Letting tool outputs be ad-hoc. Production tool-using systems can have hundreds of tools with inconsistent naming conventions, error handling, and response structures. Each inconsistency is a future failure mode. A small amount of tool-output discipline (always return structured, always include semantic field names, always handle errors meaningfully) prevents disproportionate downstream pain.

What you should remember

• Tool-use failures fall into three buckets. Stage 1 (tool prediction): the LLM picked wrong. Stage 2 (tool execution): the tool itself misbehaved. Stage 3 (response synthesis): the LLM mishandled a correct tool response.
• Nine named sub-failures across the three buckets. Bucket 1: punt, hallucination, wrong-tool, wrong-arguments.
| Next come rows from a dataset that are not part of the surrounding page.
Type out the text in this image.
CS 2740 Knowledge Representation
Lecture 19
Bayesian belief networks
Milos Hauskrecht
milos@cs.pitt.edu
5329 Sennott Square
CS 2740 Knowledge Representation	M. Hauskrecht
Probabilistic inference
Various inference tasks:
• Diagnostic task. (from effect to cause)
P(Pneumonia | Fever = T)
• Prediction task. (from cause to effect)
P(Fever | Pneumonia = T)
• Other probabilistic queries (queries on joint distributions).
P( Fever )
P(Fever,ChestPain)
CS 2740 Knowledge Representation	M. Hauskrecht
Bucket 2: tool-error, tool-returned-nothing. Bucket 3: didn’t-ground, buried-in-noise, poorly-structured.
• Categorize before chasing. Identify which bucket the failure is in before reaching for fixes. Most “AI is broken” failures resolve cleanly once correctly placed.
• Tool implementation quality is high-leverage. Well-named functions, precise docstrings, structured-output discipline, meaningful error handling. None of this is AI work; all of it makes AI features more reliable.
• The lecturer’s methodology is durable. “Categorize errors before chasing them” is the discipline that runs through Phase 7. It applied to LaaJ. It applied to benchmarks. It applies here.

If you remember one thing

Tool-use failures fall into three buckets: tool prediction, tool execution, response synthesis.
Categorize the failure before chasing the fix. Most “AI is broken” cases resolve cleanly once placed.
Tool quality (names, docstrings, structured outputs) is the high-leverage non-AI work that makes AI features reliable.